ESAS NO :2021/514 Esas
KARAR NO :2022/699
DAVA :Tazminat
DAVA TARİHİ :26/06/2007
KARAR TARİHİ :13/12/2022

Mahkememizde görülmekte olan Tazminat davasının yapılan açık yargılaması sonunda,
GEREĞİ DÜŞÜNÜLDÜ:
Davacı vekili dava dilekçesinde özetle; müvekkilinin 09.09.2005 tarihinde …’nden … Motor İskelesine, mali sorumluluk sigortası davalı şirketçe yapılmış davalı … Kooperatifine bağlı, davalı … Ltd. Şti. adına kayıtlı … isimli deniz arıcı ile seyahat ettiğini, motorun kıyıya yanaşması sırasında çalışanların motoru bağlamadan indirmeye başlamaları nedeniyle yolcular inerken dalgaların da yoğunlaşması sonucu müvekkilinin ayağının dışarıya attığı anda gerekli güvenlik önlemi alınmaması nedeniyle motorun iskeleye çarptığını ve müvekkilinin ayağının motor ve iskele arasında sıkıştığını, çevredekilerin yardımı ile müvekkilinin sıkıştığı yerden kurtarıldığını, müvekkilinin motorda görevli bir kişi ile birlikte … Hastanesine kaldırıldığını ve otuz günden fazla hastanede kaldığını, müvekkilinin sağlığı nedeniyle yapmak zorunda kaldığı bir çok gideri belgelendiremediğini, esasen bu durumda bir kişinin belge toplamasının hayatın olağan akışına da uygun olmadığını, … Sulh Ceza Mahkemesinin 2006/… esas sayılı dosyası ile kamu davası açıldığını, …. Noterliğinin 15.11.2006 tarih ve … yevmiyeli ihtarnamesi ile talep edilen zararların ödenmediğini, müvekkilinin hastanede kaldığı dönemde tedavi harcamaları yaptığını, İstanbul’ da ve Rize’ de birçok masraf yapmak zorunda kaldığını, müvekkilinin uğradığı maddi zararlar toplamının 10.000,00 TL olduğunu, bu miktarın 2.000,00 TL’lik kısmının tedavi gideri, 1.000,00 TL’lik kısmının zorunlu ilaç ve acil tıbbi yardım gideri, 2.000,00 TL’lik kısmının bakıcı gideri, 5.000,00 TL’lik kısmının çalışılmayan sürede yoksun kaldığı gelir olduğunu, müvekkilinin olay nedeniyle manevi zararlara da uğradığını ileri sürerek, fazlaya ilişkin hakları saklı tutulmak üzere 10.000,00 TL maddi ve 5.000,00 TL manevi tazminatın faiziyle birlikte davalılardan tahsiline karar verilmesini talep ve dava etmiştir.
Davalılar …San.

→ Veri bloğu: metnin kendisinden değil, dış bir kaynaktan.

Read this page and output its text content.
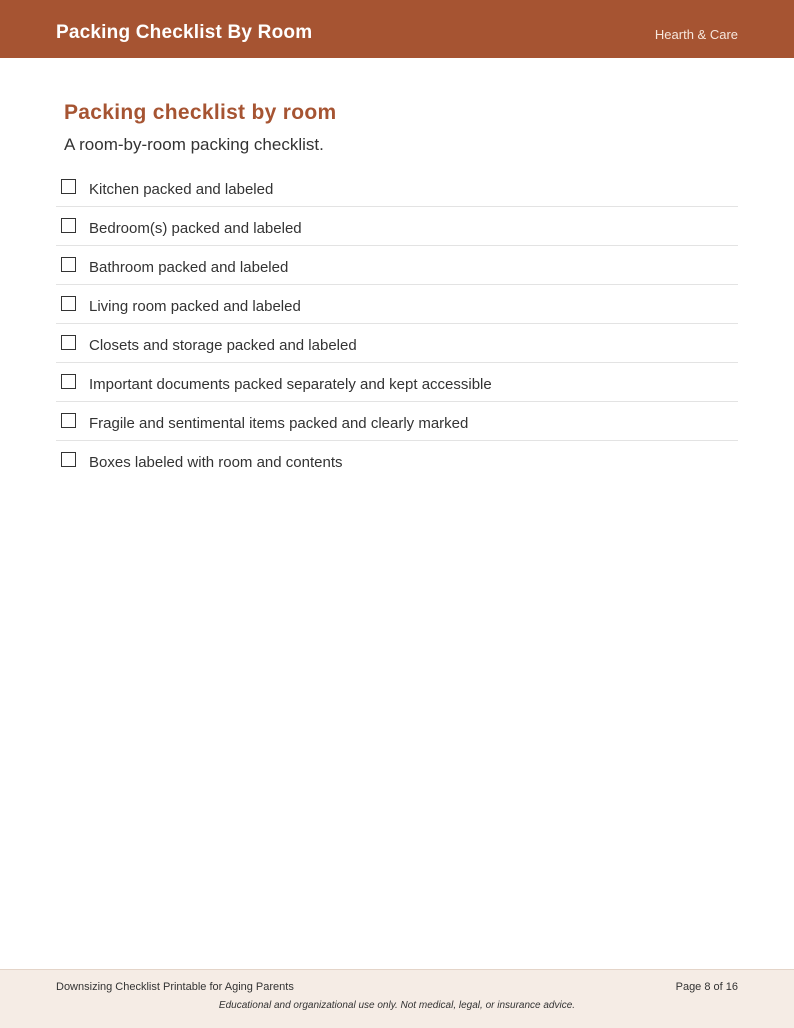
Packing Checklist By Room	Hearth & Care
Packing checklist by room

A room-by-room packing checklist.

Kitchen packed and labeled
Bedroom(s) packed and labeled
Bathroom packed and labeled
Living room packed and labeled
Closets and storage packed and labeled
Important documents packed separately and kept accessible
Fragile and sentimental items packed and clearly marked
Boxes labeled with room and contents
Downsizing Checklist Printable for Aging Parents	Page 8 of 16
Educational and organizational use only. Not medical, legal, or insurance advice.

Ltd. Şti ve … … vekili cevap dilekçesinde özetle; haksız fiilden kaynaklanan tazminat davasının zararın öğrenmesinden itibaren bir yıllık zamanaşımına tabi olduğunu, olayın 09.09.2005 tarihinde meydana geldiğini, çok uzun bir süre önce davacının ceza davası ile talepte bulunduğunu, dolayısıyla doğan zararını bilmesine rağmen zamanaşımı süresinde talepte bulunmadığından davanın öncelikle zamanaşımı yönünden reddi gerektiğini, müvekkili şirkete ait teknede kaptan olarak görev yapmakta olan … …’nun yönetimindeki teknenin iskeleye yanaşması sırasında davacının tekneden inmeye çalıştığını, meydana gelen dalganın da etkisiyle bacağının iskeleye sıkıştığını, müvekkili tekne kaptanı davacının hastaneye gönderilmesini sağladığını, davacının ayakta tedavi edilerek taburcu edildiğini, kaza nedeniyle davacının ciddi bir rahatsızlığının bulunmadığını, olaydan uzun süre sonra talepte bulunmasının kötü niyetli olduğunu, müvekkiline ait aracın sigortalı olması nedeniyle tazminat talebinin öncelikle sigorta şirketine yöneltilmesi gerektiğini savunarak, davanın reddine karar verilmesini istemiştir.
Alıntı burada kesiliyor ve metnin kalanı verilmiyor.